Nearly all, in fact. The opening of the Maldivian Embassy now leaves only nine countries whose UN missions in New York serve as their de facto embassies to the United States: Andorra, Bhutan, Comoros, Nauru, Samoa, San Marino, Seychelles, Solomon Islands and Tonga.
Six of those nine are small island states that worry very much about rising seas triggered by temperature extremes that have triggered massive wildfires in Canada, a deadly heat wave in China, and famine in northern Africa.
“The current international focus on trying to minimize warming by 1.5C is very important to us, as with other small-island developing nations,” Ghafoor said. “But it seems more and more likely to increase beyond 2C. This is why we must also talk about adaptation and mitigation.”
Ghafoor said he hopes delegates to the upcoming COP28 climate summit in Dubai will formalize new commitments towards limiting greenhouse gases. Some may remember a highly publicized stunt in 2009—on the eve of COP15 in Copenhagen—when then-President Mohamed Nasheed and 11 ministers, decked in scuba gear, held the world’s first underwater cabinet meeting.
“Following the 2004 tsunami, we came up with the concept of safe islands and reclaimed lands. Hulhumalé is completely artificial and sits at 3 meters above sea level,” said the ambassador. “That’s still not high enough, and we have sea walls.

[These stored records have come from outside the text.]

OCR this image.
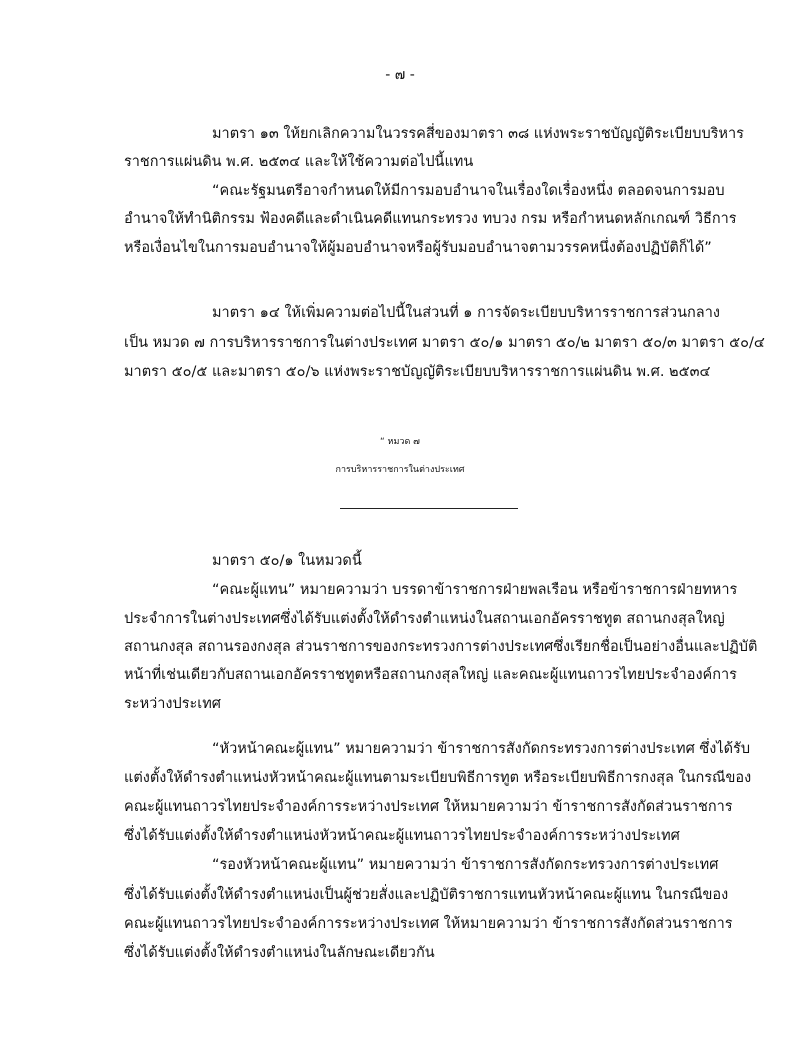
- ๗ -
มาตรา ๑๓ ให้ยกเลิกความในวรรคสี่ของมาตรา ๓๘ แห่งพระราชบัญญัติระเบียบบริหาร
ราชการแผ่นดิน พ.ศ. ๒๕๓๔ และให้ใช้ความต่อไปนี้แทน
“คณะรัฐมนตรีอาจกำหนดให้มีการมอบอำนาจในเรื่องใดเรื่องหนึ่ง ตลอดจนการมอบ
อำนาจให้ทำนิติกรรม ฟ้องคดีและดำเนินคดีแทนกระทรวง ทบวง กรม หรือกำหนดหลักเกณฑ์ วิธีการ
หรือเงื่อนไขในการมอบอำนาจให้ผู้มอบอำนาจหรือผู้รับมอบอำนาจตามวรรคหนึ่งต้องปฏิบัติก็ได้”
มาตรา ๑๔ ให้เพิ่มความต่อไปนี้ในส่วนที่ ๑ การจัดระเบียบบริหารราชการส่วนกลาง
เป็น หมวด ๗ การบริหารราชการในต่างประเทศ มาตรา ๕๐/๑ มาตรา ๕๐/๒ มาตรา ๕๐/๓ มาตรา ๕๐/๔
มาตรา ๕๐/๕ และมาตรา ๕๐/๖ แห่งพระราชบัญญัติระเบียบบริหารราชการแผ่นดิน พ.ศ. ๒๕๓๔
“ หมวด ๗
การบริหารราชการในต่างประเทศ
มาตรา ๕๐/๑ ในหมวดนี้
“คณะผู้แทน” หมายความว่า บรรดาข้าราชการฝ่ายพลเรือน หรือข้าราชการฝ่ายทหาร
ประจำการในต่างประเทศซึ่งได้รับแต่งตั้งให้ดำรงตำแหน่งในสถานเอกอัครราชทูต สถานกงสุลใหญ่
สถานกงสุล สถานรองกงสุล ส่วนราชการของกระทรวงการต่างประเทศซึ่งเรียกชื่อเป็นอย่างอื่นและปฏิบัติ
หน้าที่เช่นเดียวกับสถานเอกอัครราชทูตหรือสถานกงสุลใหญ่ และคณะผู้แทนถาวรไทยประจำองค์การ
ระหว่างประเทศ
“หัวหน้าคณะผู้แทน” หมายความว่า ข้าราชการสังกัดกระทรวงการต่างประเทศ ซึ่งได้รับ
แต่งตั้งให้ดำรงตำแหน่งหัวหน้าคณะผู้แทนตามระเบียบพิธีการทูต หรือระเบียบพิธีการกงสุล ในกรณีของ
คณะผู้แทนถาวรไทยประจำองค์การระหว่างประเทศ ให้หมายความว่า ข้าราชการสังกัดส่วนราชการ
ซึ่งได้รับแต่งตั้งให้ดำรงตำแหน่งหัวหน้าคณะผู้แทนถาวรไทยประจำองค์การระหว่างประเทศ
“รองหัวหน้าคณะผู้แทน” หมายความว่า ข้าราชการสังกัดกระทรวงการต่างประเทศ
ซึ่งได้รับแต่งตั้งให้ดำรงตำแหน่งเป็นผู้ช่วยสั่งและปฏิบัติราชการแทนหัวหน้าคณะผู้แทน ในกรณีของ
คณะผู้แทนถาวรไทยประจำองค์การระหว่างประเทศ ให้หมายความว่า ข้าราชการสังกัดส่วนราชการ
ซึ่งได้รับแต่งตั้งให้ดำรงตำแหน่งในลักษณะเดียวกัน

One can argue it also helped paid for itself, because the land is sold at very high prices and is in high demand, especially now given that there’s a land bridge between Malé and Hulhumalé that was built with the help of the Chinese.”
The operation, which required dredging around six million cubic meters of sand from the surrounding seabed and pumping it onto Hulhumalé, is being financed by revenues from tourism, the Maldives’ major source of income.
Tourism arrivals, which suffered dramatically during COVID-19, have returned to pre-pandemic levels.
The top 10 sources of tourists in 2022 were India, Russia, Britain, Germany, Italy, United States, France, Spain, South Korea and Switzerland. So far this year through May 17, the Maldives received 757,992 tourists. In 2022, the country welcomed nearly 1.7 million tourists, up from 1.3 million in 2021.
“Things are very much back to normal,” said the ambassador. “Our tourism industry has burst back very vigorously, and we’re hoping for between 1.8 and 1.9 million tourists this year. The US market has been quite attractive. In 2022, they were the sixth-largest.”
Meanwhile, Ghafoor said rising sea levels are in the back of everyone’s minds back home.
“We will continue to adapt ourselves to the changing situation,” he said. “I myself don’t see Maldivians immigrating to other countries. We will find ways of adapting.” Asked how he would feel if the Republicans took back the White House in 2024 and abandoned commitments towards reducing greenhouse gases, the ambassador said: “Whichever government is in in power, we’ll continue to press on the US the importance of being engaged.”
He added: “Our government has never bought land elsewhere. We don’t envision moving to another country at any time. Maldivians want to live in their own country.”
But, we asked, what if that’s not an option?
“We will make it an option,” he replied.